Juvenile Justice Oversight Council holds first interim meeting


FRANKFORT ­­— The Kentucky General Assembly continues to monitor Kentucky’s juvenile justice system following the 2023 legislative session.

The Juvenile Justice Oversight Council held its first meeting of the 2023 interim period on Friday. The council is co-chaired by Sen. Whitney Westerfield, R-Fruit Hill, and Rep. Daniel Elliott, R-Danville. The other legislators on the council are Sen. Danny Carroll, R-Benton; Sen. Robin L. Webb, D-Grayson; Rep. Kevin D. Bratcher, R-Louisville; and Rep. Keturah Herron, D-Louisville.

The council also features 12 non-legislator members who represent different areas of the juvenile justice system and state government. A full list of the council’s members is available at https://legislature.ky.gov/Committees/Pages/Committee-Details.aspx?CommitteeRSN=414&CommitteeType=Statutory%20Committee

The Juvenile Justice Oversight Council is a statutory committee that will meet at least once a month in 2023 to provide an independent review of the state juvenile justice system and provide recommendations to the legislature, Elliott said. 

The council will actively review the implementation of all juvenile justice reforms enacted by the General Assembly, collect and review performance measurement data, and continue to review the juvenile justice system for changes that improve public safety, hold youth accountable, provide better outcomes for children and families, and control juvenile justice costs, Elliott added.

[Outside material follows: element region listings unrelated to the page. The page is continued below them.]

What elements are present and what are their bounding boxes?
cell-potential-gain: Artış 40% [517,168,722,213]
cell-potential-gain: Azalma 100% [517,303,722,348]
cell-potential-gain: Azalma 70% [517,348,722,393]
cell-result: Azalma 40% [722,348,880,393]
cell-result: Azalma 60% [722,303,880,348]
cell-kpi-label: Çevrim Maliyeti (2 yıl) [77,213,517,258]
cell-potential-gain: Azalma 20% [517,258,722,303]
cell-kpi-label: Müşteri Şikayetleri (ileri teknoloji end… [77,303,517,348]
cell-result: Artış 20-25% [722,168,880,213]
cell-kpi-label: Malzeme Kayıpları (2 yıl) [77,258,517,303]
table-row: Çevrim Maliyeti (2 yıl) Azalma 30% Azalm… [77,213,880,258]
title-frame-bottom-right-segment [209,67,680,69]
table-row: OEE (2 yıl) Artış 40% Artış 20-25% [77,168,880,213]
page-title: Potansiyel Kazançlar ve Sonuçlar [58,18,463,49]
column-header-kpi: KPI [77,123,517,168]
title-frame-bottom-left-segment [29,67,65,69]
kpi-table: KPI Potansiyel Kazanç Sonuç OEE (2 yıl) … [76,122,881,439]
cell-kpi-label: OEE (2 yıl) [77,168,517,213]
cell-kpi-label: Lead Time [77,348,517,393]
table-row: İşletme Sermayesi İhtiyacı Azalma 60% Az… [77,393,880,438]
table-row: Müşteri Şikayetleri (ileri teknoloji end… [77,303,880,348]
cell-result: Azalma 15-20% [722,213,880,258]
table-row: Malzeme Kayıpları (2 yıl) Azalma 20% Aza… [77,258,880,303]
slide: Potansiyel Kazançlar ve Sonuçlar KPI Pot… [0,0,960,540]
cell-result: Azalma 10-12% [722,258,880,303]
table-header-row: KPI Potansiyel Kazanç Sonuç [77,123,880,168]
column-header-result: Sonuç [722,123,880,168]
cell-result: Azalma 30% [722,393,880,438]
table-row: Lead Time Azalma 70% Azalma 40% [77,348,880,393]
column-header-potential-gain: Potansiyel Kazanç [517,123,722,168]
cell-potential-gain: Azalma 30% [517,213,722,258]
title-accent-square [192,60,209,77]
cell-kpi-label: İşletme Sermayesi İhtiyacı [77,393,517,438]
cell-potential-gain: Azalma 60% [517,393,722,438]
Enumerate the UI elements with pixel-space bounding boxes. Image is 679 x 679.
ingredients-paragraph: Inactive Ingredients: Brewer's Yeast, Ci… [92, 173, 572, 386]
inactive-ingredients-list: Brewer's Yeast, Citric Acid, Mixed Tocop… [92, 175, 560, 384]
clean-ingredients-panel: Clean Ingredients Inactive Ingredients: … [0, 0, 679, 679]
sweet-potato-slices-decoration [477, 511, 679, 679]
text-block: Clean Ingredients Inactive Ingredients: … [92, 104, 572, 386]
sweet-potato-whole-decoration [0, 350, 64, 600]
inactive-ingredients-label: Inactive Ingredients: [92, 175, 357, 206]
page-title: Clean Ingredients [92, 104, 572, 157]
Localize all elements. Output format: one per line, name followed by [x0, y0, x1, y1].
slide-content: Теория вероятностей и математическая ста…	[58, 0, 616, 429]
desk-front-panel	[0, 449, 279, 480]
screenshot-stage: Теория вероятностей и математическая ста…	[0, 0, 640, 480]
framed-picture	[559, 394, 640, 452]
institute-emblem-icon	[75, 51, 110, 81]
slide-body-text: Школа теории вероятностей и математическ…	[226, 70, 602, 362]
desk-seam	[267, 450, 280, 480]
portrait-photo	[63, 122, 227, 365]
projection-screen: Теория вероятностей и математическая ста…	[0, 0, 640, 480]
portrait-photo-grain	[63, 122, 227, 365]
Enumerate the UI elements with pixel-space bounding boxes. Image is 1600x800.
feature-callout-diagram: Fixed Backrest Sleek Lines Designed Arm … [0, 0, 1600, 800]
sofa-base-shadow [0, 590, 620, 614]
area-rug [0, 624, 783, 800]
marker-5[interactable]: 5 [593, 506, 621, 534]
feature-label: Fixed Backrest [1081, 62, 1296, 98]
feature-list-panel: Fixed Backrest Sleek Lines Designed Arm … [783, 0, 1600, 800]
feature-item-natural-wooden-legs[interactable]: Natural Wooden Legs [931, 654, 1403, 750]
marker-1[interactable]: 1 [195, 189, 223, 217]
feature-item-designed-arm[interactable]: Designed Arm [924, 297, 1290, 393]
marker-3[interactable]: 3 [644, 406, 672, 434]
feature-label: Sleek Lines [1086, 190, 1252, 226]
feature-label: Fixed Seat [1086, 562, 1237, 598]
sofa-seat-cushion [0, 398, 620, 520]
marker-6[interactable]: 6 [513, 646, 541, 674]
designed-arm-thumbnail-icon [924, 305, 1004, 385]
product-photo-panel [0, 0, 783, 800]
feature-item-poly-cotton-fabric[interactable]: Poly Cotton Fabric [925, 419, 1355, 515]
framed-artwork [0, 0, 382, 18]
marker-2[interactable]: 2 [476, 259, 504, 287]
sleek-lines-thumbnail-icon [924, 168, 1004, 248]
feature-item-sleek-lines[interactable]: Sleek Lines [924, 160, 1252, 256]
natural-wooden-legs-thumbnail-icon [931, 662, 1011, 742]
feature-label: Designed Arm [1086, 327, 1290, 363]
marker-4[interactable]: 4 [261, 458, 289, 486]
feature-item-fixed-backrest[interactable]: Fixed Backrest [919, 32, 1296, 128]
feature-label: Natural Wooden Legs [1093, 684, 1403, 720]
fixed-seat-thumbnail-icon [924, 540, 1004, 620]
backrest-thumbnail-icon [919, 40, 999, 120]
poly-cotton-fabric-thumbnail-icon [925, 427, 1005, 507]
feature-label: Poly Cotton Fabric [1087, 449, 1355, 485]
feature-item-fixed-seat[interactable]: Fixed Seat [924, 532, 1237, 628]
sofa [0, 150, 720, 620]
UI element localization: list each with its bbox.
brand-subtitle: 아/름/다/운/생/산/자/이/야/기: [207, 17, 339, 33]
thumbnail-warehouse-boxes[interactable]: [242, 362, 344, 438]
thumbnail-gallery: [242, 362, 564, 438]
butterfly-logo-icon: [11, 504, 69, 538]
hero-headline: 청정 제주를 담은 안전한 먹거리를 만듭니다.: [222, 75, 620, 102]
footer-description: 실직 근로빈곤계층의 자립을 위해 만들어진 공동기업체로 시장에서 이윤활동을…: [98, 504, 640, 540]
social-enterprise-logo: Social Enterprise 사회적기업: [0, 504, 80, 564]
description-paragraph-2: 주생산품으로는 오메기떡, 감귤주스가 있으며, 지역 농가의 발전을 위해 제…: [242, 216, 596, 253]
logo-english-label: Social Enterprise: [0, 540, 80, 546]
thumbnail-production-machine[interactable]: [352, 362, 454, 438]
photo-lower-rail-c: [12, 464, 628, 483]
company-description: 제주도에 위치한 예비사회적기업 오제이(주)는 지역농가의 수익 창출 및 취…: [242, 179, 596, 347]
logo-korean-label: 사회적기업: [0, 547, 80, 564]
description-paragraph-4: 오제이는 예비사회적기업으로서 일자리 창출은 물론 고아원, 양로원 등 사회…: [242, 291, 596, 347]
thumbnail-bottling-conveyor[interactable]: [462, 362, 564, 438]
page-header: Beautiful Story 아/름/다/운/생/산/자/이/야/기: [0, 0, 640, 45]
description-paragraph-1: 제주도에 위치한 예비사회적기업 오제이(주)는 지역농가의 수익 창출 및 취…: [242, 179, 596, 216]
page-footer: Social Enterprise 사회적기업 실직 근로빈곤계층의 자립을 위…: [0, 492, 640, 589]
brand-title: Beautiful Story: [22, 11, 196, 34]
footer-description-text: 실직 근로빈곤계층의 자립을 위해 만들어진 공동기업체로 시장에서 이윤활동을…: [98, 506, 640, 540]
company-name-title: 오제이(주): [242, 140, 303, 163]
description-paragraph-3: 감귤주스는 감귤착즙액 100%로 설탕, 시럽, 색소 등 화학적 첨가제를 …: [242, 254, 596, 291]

On Friday, the council heard an update on the Department of Juvenile Justice from Kerry Harvey, secretary of the Kentucky Justice and Public Safety Cabinet, and Department of Juvenile Justice Commissioner Vicki Reed. Harvey and Reed also serve on the council. 

In the 2023 legislative session, lawmakers approved legislation geared toward making Kentucky’s juvenile justice system safer for offenders and staff while also ensuring the physical and mental wellbeing of juvenile offenders in the system. 

House Bill 3 requires that juveniles charged with a violent felony offense be detained up to 48 hours pending a detention hearing with a judge, beginning July 1, 2024. The bill also seeks to improve parent accountability, expand mental health interventions and enhance options for restorative justice. Other provisions will reopen the Jefferson County Youth Detention Center.

Senate Bill 162 places all eight of Kentucky's juvenile detention centers under one office with a lead supervisor who reports directly the commissioner. Among many other changes, the bill seeks to increase staffing and training, enhance mental health interventions, and provide better segregation of violent offenders.

Harvey said the department is already working on implementing the new requirements. For example, detention center officers are now provided with pepper spray and tasers in the event of a violent incident. 

“I do want you to know that we take very seriously our obligation to implement the legislative changes that were made in this session,” Harvey said.

The council spent two hours discussing the many challenges facing Kentucky’s juvenile justice system. Lawmakers asked Harvey, Reed and other state officials to continue communicating with them on the needs of the department. 

“The relationship that we developed in working through these issues – the bills that passed – we need to build on that, and there needs to be a trust there,” Carroll said.

The next Juvenile Justice Oversight Council meeting will be a joint meeting with the Commission on Race and Access to Opportunity on June 20 at 1 p.m.